With Barcelona desperate to sign a new goalkeeper and central defender this summer, Gibson says a transfer embargo could have huge ramifications for the Catalan club in the coming seasons.
"It is common knowledge that this was going to be a big transfer window this summer," he told Revista. "They need a goalkeeper, a central defender and maybe more than one central defender.
"There are a number of big clubs across Europe that, because their planning and preparation has been so good and their squads are assembled, it would not have too much impact on.
"But Barcelona, at this particular time, are desperately searching for a centre back and a goalkeeper. So it is going to be catastrophic I think for Barcelona."
However fellow Revista guest Graham Hunter believes Barca will ultimately be able to enter the transfer market this summer.
He pointed to FIFA's failure to inform Barca until this month of a decision that was taken in November, which meant the Spanish club made ill-informed calls over future buying and selling.

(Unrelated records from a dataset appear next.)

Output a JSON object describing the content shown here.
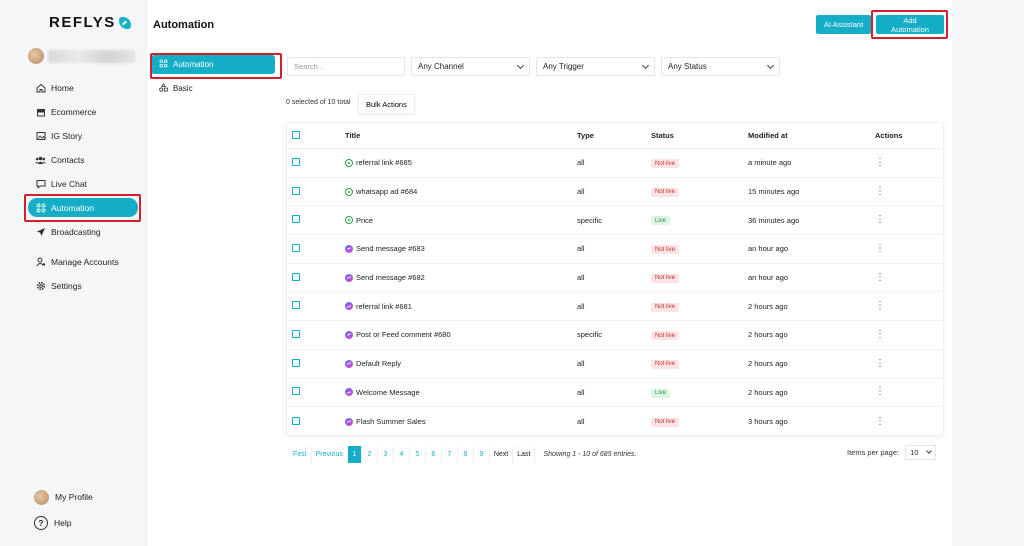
{
  "brand": {
    "name": "REFLYS",
    "accent": "#16aec7"
  },
  "sidebar": {
    "items": [
      {
        "label": "Home",
        "icon": "home-icon"
      },
      {
        "label": "Ecommerce",
        "icon": "store-icon"
      },
      {
        "label": "IG Story",
        "icon": "image-icon"
      },
      {
        "label": "Contacts",
        "icon": "users-icon"
      },
      {
        "label": "Live Chat",
        "icon": "chat-icon"
      },
      {
        "label": "Automation",
        "icon": "automation-icon",
        "active": true
      },
      {
        "label": "Broadcasting",
        "icon": "send-icon"
      },
      {
        "label": "Manage Accounts",
        "icon": "user-gear-icon"
      },
      {
        "label": "Settings",
        "icon": "gear-icon"
      }
    ],
    "bottom": {
      "profile_label": "My Profile",
      "help_label": "Help"
    }
  },
  "header": {
    "title": "Automation",
    "ai_button": "AI Assistant",
    "add_button": "Add Automation"
  },
  "subnav": {
    "items": [
      {
        "label": "Automation",
        "active": true
      },
      {
        "label": "Basic"
      }
    ]
  },
  "filters": {
    "search_placeholder": "Search...",
    "channel": "Any Channel",
    "trigger": "Any Trigger",
    "status": "Any Status"
  },
  "selection": {
    "info": "0 selected of 10 total",
    "bulk_label": "Bulk Actions"
  },
  "table": {
    "columns": [
      "Title",
      "Type",
      "Status",
      "Modified at",
      "Actions"
    ],
    "rows": [
      {
        "title": "referral link #685",
        "channel": "whatsapp",
        "type": "all",
        "status": "Not live",
        "modified": "a minute ago"
      },
      {
        "title": "whatsapp ad #684",
        "channel": "whatsapp",
        "type": "all",
        "status": "Not live",
        "modified": "15 minutes ago"
      },
      {
        "title": "Price",
        "channel": "whatsapp",
        "type": "specific",
        "status": "Live",
        "modified": "36 minutes ago"
      },
      {
        "title": "Send message #683",
        "channel": "messenger",
        "type": "all",
        "status": "Not live",
        "modified": "an hour ago"
      },
      {
        "title": "Send message #682",
        "channel": "messenger",
        "type": "all",
        "status": "Not live",
        "modified": "an hour ago"
      },
      {
        "title": "referral link #681",
        "channel": "messenger",
        "type": "all",
        "status": "Not live",
        "modified": "2 hours ago"
      },
      {
        "title": "Post or Feed comment #680",
        "channel": "messenger",
        "type": "specific",
        "status": "Not live",
        "modified": "2 hours ago"
      },
      {
        "title": "Default Reply",
        "channel": "messenger",
        "type": "all",
        "status": "Not live",
        "modified": "2 hours ago"
      },
      {
        "title": "Welcome Message",
        "channel": "messenger",
        "type": "all",
        "status": "Live",
        "modified": "2 hours ago"
      },
      {
        "title": "Flash Summer Sales",
        "channel": "messenger",
        "type": "all",
        "status": "Not live",
        "modified": "3 hours ago"
      }
    ]
  },
  "pagination": {
    "first": "First",
    "previous": "Previous",
    "pages": [
      "1",
      "2",
      "3",
      "4",
      "5",
      "6",
      "7",
      "8",
      "9"
    ],
    "current": "1",
    "next": "Next",
    "last": "Last",
    "entries": "Showing 1 - 10 of 685 entries.",
    "per_page_label": "Items per page:",
    "per_page": "10"
  }
}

Hunter suggested that a Barcelona appeal could delay the implementation of the ban until after the upcoming transfer window.
"The fact that FIFA have made evidence to Barcelona that they made this decision in November and waited four crucial months, when not just buying or youth development but selling and multi-million pound decisions were being taken... Barcelona will use that to their advantage," he said.
"And I suspect that whatever happens, including an appeal, that this summer they will eventually be able to sign."
The panel agreed, though, that there was a far wider debate to be had in the future over the rules regulating the recruitment of youngsters from foreign countries.
And Hunter noted that under the current rules Lionel Messi would not have been able to move from Argentina to Barcelona as a youngster and the world would have been denied one of football's greatest talents.
"Under the current FIFA rules, which are entitled protection of minors, they could not have gone and taken Leo Messi over to Barcelona and paid for the hormone treatment - and we know that at that stage no one was paying it in Argentina," he explained.
"He is unique in terms of his talent but not unique in terms of his aspirations or his determination. We would not have had him as a professional footballer, more than likely.
"I think that the intelligence of the legislation has been poorly calibrated."